Probably not actually, I suspect they’re all really good at code. But listening to my other half, a business consultant with his very own set of why-oh-why’s, I suspect the problem actually is NOT the ability to do code. It’s lack of guidance at all levels. The way big companies hire folk these days goes something like this:

  1. Company A identifies an apparent problem. Without making sure they identify the root cause, they call for a Fixer-of-Problem-A. First mistake. You’re granny breaking her ankle may be the apparent problem but without checking, you don’t know if the problem is actually osteoporosis.
  2. So, having rightly or wrongly identified the problem, these days, a job spec gets sent to an agency. Second mistake. They usually get the wrong person to write the job spec, which means the agency is already at the receiving end of a potential mis-diagnosis and a badly written job spec. I’ve seen some of these… the really bad ones are the equivalent of needing a plumber and calling for someone with a proven track record in “the physical aspects of interior decoration as relates to waste disposal”. Yes. THAT bad.
  3. So we move onto mistake four. The agency usually adds its own flavour of inane, if not misleading, waffle. Using the plumber again, they add something about needing an end-to-end CV showing more than 20 years of experience in toilet seat lifting in blue-chip companies.
  4. Because it’s an IT related job everyone on this daisy chain assumes that the fixer and/or overseer of the fixing have to be IT people. Wrong. Fifth mistake. Of course you need IT folk to do the black magic but the overseer of the circus does not have to be one. In fact, I’d go as far as saying that they shouldn’t be one. Developers, when left to their own devices, tend to lose themselves in coding “fun” stuff. A failing I guess we all suffer from in our respective domains but for some reason, we let developers get away with policing themselves. In other words, a herd of sheep needs a sheepdog and a shepherd for guidance and direction, not another sheep. The sheepdog and shepherd should have a track record of having dealt with sheep but they don’t have to be sheep themselves.

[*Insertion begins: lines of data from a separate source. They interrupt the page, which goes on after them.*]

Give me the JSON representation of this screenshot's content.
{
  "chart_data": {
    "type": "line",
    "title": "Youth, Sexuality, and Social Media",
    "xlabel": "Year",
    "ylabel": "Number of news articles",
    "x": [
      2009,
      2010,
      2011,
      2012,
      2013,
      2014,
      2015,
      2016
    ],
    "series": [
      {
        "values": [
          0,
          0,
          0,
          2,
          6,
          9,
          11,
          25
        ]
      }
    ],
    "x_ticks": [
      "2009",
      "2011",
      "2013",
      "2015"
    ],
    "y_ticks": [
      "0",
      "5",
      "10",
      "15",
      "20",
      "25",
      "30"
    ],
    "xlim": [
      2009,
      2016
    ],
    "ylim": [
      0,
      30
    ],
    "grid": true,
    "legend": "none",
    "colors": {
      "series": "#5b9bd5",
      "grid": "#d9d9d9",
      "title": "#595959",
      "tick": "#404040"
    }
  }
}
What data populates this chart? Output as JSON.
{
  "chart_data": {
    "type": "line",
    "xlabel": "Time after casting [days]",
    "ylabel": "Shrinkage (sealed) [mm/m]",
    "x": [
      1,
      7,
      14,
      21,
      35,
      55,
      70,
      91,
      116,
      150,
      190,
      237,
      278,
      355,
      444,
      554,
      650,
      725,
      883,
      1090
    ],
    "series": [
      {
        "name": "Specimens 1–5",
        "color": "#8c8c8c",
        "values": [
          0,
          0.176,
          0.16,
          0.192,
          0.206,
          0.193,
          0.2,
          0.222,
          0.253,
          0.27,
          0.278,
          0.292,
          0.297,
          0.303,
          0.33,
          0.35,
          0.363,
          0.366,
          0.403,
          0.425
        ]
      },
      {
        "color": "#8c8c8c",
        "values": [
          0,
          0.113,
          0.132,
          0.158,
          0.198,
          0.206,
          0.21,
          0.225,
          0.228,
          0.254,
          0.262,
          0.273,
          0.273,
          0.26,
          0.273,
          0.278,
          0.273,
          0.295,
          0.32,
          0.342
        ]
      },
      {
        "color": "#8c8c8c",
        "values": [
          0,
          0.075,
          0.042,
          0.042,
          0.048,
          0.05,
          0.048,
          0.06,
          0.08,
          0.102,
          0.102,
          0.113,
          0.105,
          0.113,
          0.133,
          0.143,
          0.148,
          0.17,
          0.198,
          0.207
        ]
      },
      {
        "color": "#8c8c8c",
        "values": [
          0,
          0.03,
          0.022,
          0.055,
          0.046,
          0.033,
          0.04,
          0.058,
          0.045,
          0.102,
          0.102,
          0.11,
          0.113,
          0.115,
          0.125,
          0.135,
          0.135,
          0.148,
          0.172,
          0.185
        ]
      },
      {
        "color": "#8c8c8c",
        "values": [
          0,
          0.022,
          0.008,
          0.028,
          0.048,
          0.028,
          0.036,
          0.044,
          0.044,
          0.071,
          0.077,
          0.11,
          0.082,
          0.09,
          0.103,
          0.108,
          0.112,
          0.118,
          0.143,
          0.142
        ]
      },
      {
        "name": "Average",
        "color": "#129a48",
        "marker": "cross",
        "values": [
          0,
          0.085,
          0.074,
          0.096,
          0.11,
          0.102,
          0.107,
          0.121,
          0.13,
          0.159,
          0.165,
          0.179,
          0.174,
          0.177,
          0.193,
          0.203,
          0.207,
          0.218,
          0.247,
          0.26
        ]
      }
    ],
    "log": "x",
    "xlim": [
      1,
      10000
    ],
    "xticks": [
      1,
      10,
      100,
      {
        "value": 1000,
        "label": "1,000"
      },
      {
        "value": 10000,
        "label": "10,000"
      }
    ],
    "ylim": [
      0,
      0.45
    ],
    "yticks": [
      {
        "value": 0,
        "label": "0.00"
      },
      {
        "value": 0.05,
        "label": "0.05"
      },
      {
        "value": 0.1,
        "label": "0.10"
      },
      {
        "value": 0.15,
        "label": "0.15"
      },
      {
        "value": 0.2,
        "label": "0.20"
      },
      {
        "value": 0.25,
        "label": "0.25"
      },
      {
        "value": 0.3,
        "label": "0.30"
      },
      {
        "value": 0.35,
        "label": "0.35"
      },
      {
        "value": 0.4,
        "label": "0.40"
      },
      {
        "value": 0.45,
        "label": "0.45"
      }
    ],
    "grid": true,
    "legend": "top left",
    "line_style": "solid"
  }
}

I reckon it’s this nauseating daisy-chain of mistakes which blesses us with nonsense like the above. We need the coder to do the fancy stuff which, for example, helps identify the content of web pages. Jolly good, I can see the use of that if well done. But it should not be left to the developers to decide that is what’s needed right now, what it will do, how it gets tested, how it gets implemented and how to make sure the user has the necessary control over it if they need it. For that, we need a shepherd who’s not a sheep. If we manage that, I suspect we’d see fewer Siris, fewer counter-intuitive user interfaces, better language in the interfaces and a way of stopping Google from asking me every two seconds if I want to translate this damn page. No, I’m multilingual, and besides, running Irish machine translation over Gaelic won’t work anyway, dammit!

Akerbeltz blogs??

And in Beurla? That’s English, for the goidelically challenged. Thing is, I already connect with my Goidelic-speaking friends via many a channel but what I may have to say that’s fit for a blog is actually much less aimed at them.

Thing is, I spotted the great opportunities that Open Software had to offer to small languages a long time ago but when I had a look in, I got nowhere. More about that later. It wasn’t until a chance meeting between an American Irish speaker and myself in a pub in Dublin that I finally managed to get something off the ground with the brilliant help of said Gaelgeoir, Kevin Scannell, who encouraged me to go back and localize Mozilla Firefox.

That was back in 2009. I’ve since morphed into the Scottish Gaelic localization team for anything from Mozilla to LibreOffice. Surprisingly common scenario, but again, more on that later. 2011 in particular has been a busy year and I now feel that I’ve moved beyond the noob stage and where I’m allowed to have a view or two on some things.

So, Dear Developer, thanks for tuning in and I hope this will be provide an insight as to what localization looks like from the other end of the fibreoptic cable!